Euler-Lagrange Equations

The Euler-Lagrange equations are the bridge between the Lagrangian formulation of a system and its actual motion. These are differential equations derived from the principle of least action and contain all necessary information about the dynamics of a system. The standard form of these equations for each generalized coordinate \( q_a \) is given by:
\[ \frac{d}{dt} \left( \frac{\partial L}{\partial v_a} \right) - \frac{\partial L}{\partial q_a} = 0 \]

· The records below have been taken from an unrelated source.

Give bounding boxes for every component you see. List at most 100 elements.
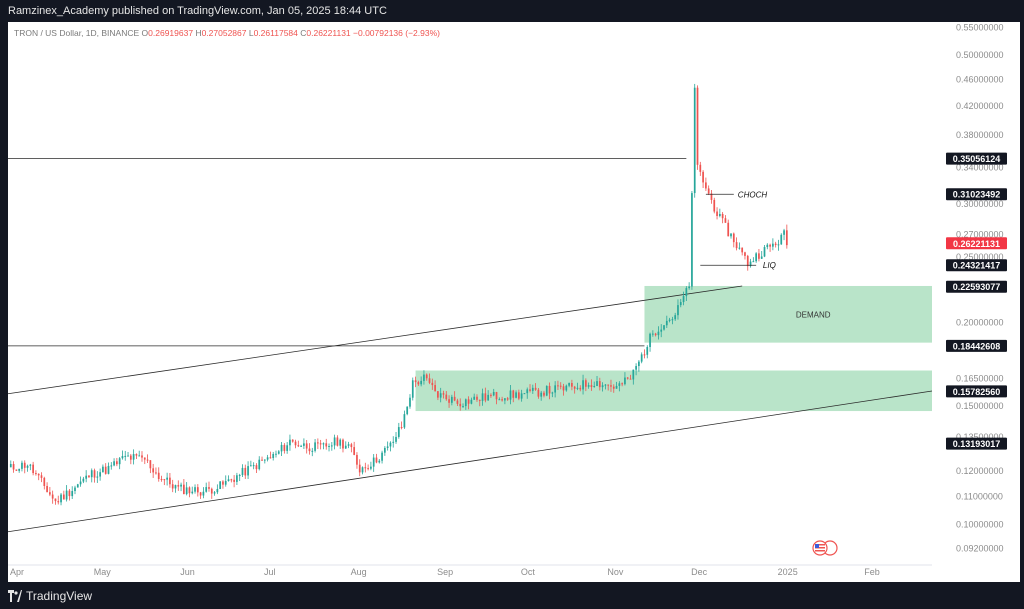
candle-body [60,494,62,503]
candle-body [303,443,305,446]
candle [579,385,582,392]
candle [353,441,356,456]
candle-body [481,393,484,401]
candle-body [386,446,389,448]
candle [339,438,342,449]
candle-body [289,439,291,446]
price-label: 0.18442608 [946,339,1007,352]
candle-body [129,455,132,460]
candle [160,475,163,482]
candle-body [453,396,456,401]
candle [576,382,579,391]
candle-body [138,455,141,457]
y-tick-label: 0.16500000 [956,373,1004,383]
candle [738,242,741,250]
candle [37,473,40,481]
candle [411,377,414,401]
candle [174,484,177,493]
candle-body [280,444,283,452]
y-tick-label: 0.13500000 [956,432,1004,442]
y-tick-label: 0.12000000 [956,466,1004,476]
candle-body [607,384,610,386]
ohlc-legend-text: TRON / US Dollar, 1D, BINANCE O0.2691963… [14,28,440,38]
price-label-bg [946,152,1007,165]
candle [554,381,557,398]
candle [431,378,434,390]
candle [383,446,386,456]
candle [498,397,501,401]
candle [227,475,230,482]
candle [495,391,498,405]
candle-body [21,462,23,469]
candle [325,438,328,450]
candle [783,228,785,241]
candle-body [758,253,760,259]
candle-body [696,87,699,165]
candle [604,384,607,390]
price-label-bg [946,259,1007,272]
tradingview-logo-icon[interactable] [8,590,22,602]
candle-body [593,385,596,387]
price-label-bg [946,437,1007,450]
candle [308,443,311,455]
x-tick-label: 2025 [778,567,798,577]
candle [289,434,291,451]
candle-body [579,387,582,390]
price-label: 0.15782560 [946,385,1007,398]
candle [336,435,339,447]
candle [216,484,219,495]
candle [166,472,168,486]
candle [230,478,233,483]
candle [721,212,724,224]
candle-body [216,488,219,493]
chart-area[interactable]: DEMAND CHOCH LIQ Apr May Jun Jul Aug Sep Oct Nov… [7,22,1020,582]
candle-body [297,445,300,447]
price-chart[interactable]: DEMAND CHOCH LIQ Apr May Jun Jul Aug Sep Oct Nov… [7,22,1020,582]
candle-body [102,466,104,473]
candle [110,462,113,470]
candle [275,450,277,458]
candle [478,399,481,407]
legend-ohlc-label-c: C [300,28,306,38]
candle-body [590,385,593,387]
candle-body [356,454,358,465]
candle-body [344,445,347,449]
tradingview-brand[interactable]: TradingView [26,589,93,603]
candle [183,479,185,495]
candle-body [35,473,37,475]
x-tick-label: Feb [864,567,880,577]
candle [696,85,699,170]
candle-body [146,459,149,461]
candle [132,449,135,465]
candle [744,251,746,260]
candle-body [397,427,400,437]
price-label-text: 0.18442608 [953,341,1001,351]
candle-body [677,305,679,316]
candle-body [336,437,339,446]
candle-body [238,474,241,476]
price-label-bg [946,237,1007,250]
candle [266,454,269,462]
y-tick-label: 0.10000000 [956,519,1004,529]
candle [141,451,143,462]
candle [9,460,12,468]
price-label-text: 0.13193017 [953,439,1001,449]
price-label: 0.35056124 [946,152,1007,165]
legend-ohlc-label-h: H [195,28,201,38]
candle [392,436,395,448]
candle-body [18,468,21,471]
candle [531,384,534,394]
candle-body [601,385,604,388]
candle-body [127,455,129,457]
candle [504,398,506,405]
legend-ohlc-value-c: 0.26221131 [306,28,353,38]
candle-body [604,384,607,386]
candle [638,360,640,372]
candle [601,382,604,392]
candle-body [166,477,168,480]
candle-body [612,386,615,389]
candle [665,315,668,328]
candle [677,299,679,320]
candle [328,443,330,452]
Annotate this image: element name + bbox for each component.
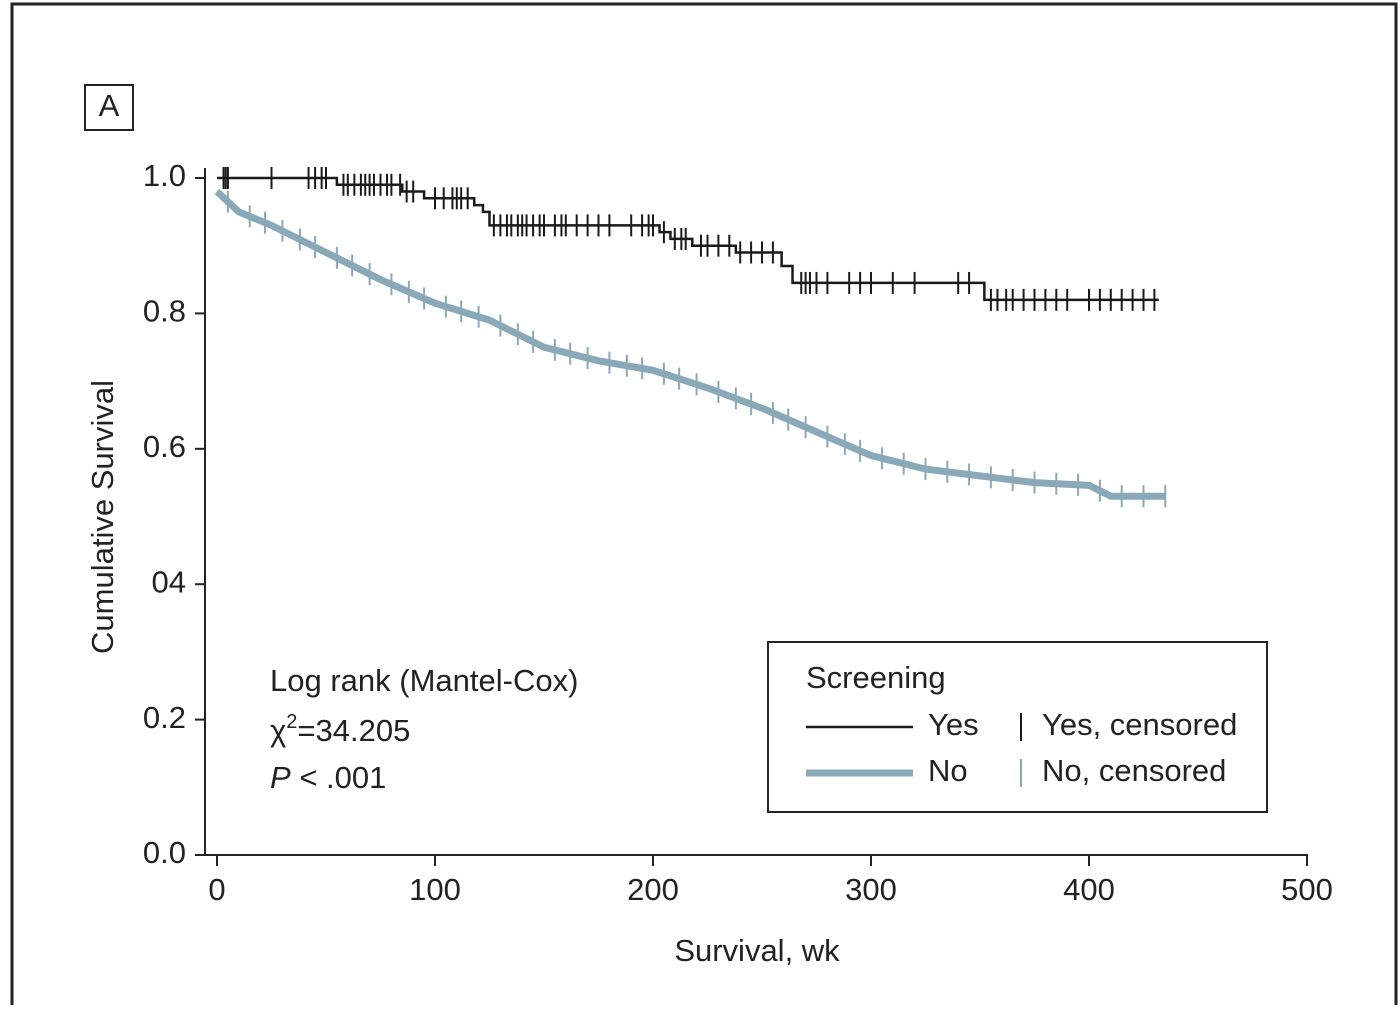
x-tick-label: 400: [1063, 872, 1115, 907]
x-tick-label: 100: [409, 872, 461, 907]
frame: [10, 2, 1398, 1010]
y-axis-label: Cumulative Survival: [85, 380, 120, 654]
chi-value: =34.205: [297, 713, 410, 748]
annotation: P < .001: [270, 760, 386, 795]
x-tick-label: 200: [627, 872, 679, 907]
legend-title: Screening: [806, 660, 946, 695]
y-tick-label: 04: [152, 564, 186, 599]
legend-label: No: [928, 753, 968, 788]
y-tick-label: 1.0: [143, 158, 186, 193]
panel-box: [84, 84, 134, 131]
legend-label: No, censored: [1042, 753, 1226, 788]
annotation: Log rank (Mantel-Cox): [270, 663, 578, 698]
annotation: χ2=34.205: [270, 711, 410, 748]
p-symbol: P: [270, 760, 291, 795]
legend-label: Yes, censored: [1042, 707, 1237, 742]
x-axis-label: Survival, wk: [674, 933, 840, 968]
y-tick-label: 0.6: [143, 429, 186, 464]
chi-symbol: χ: [270, 713, 286, 748]
panel-label: A: [99, 88, 120, 123]
legend-label: Yes: [928, 707, 979, 742]
y-tick-label: 0.8: [143, 294, 186, 329]
survival-curve: [217, 176, 1159, 302]
chi-power: 2: [286, 711, 297, 733]
x-tick-label: 500: [1281, 872, 1333, 907]
y-tick-label: 0.2: [143, 700, 186, 735]
p-value: < .001: [299, 760, 386, 795]
y-tick-label: 0.0: [143, 835, 186, 870]
x-tick-label: 0: [208, 872, 225, 907]
x-tick-label: 300: [845, 872, 897, 907]
survival-curve: [214, 188, 1166, 500]
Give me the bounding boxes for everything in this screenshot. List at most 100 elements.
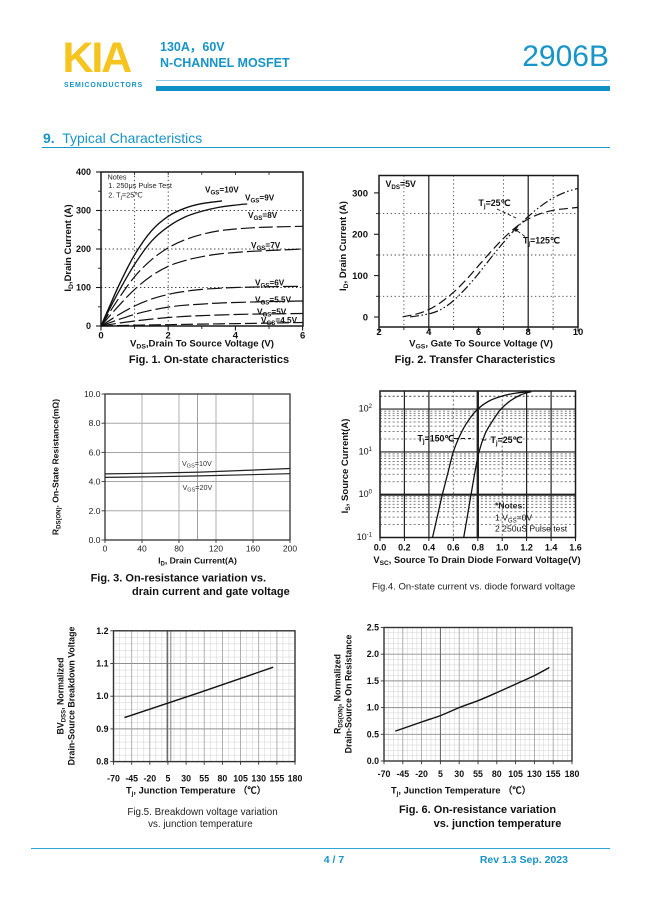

In these equations, \( \frac{\partial L}{\partial v_a} \) denotes the partial derivative of the Lagrangian with respect to the generalized velocity, while \( \frac{\partial L}{\partial q_a} \) represents the partial derivative with respect to the generalized coordinate itself. The exercise showcases that even if we transform the original Lagrangian 'L' by a function 'f', giving us a new Lagrangian \( L' = f(L) \), as long as 'f' is a function of 'L' only and does not explicitly depend on \( v_a \) or \( q_a \), the derived Euler-Lagrange equations are structurally unchanged.

This invariance implies that both Lagrangians describe the same dynamics. Therefore, any choice of 'f' that satisfies these conditions will yield a legitimate description of the system's evolution over time, confirming the conceptual depth and flexibility of the Lagrangian formulation.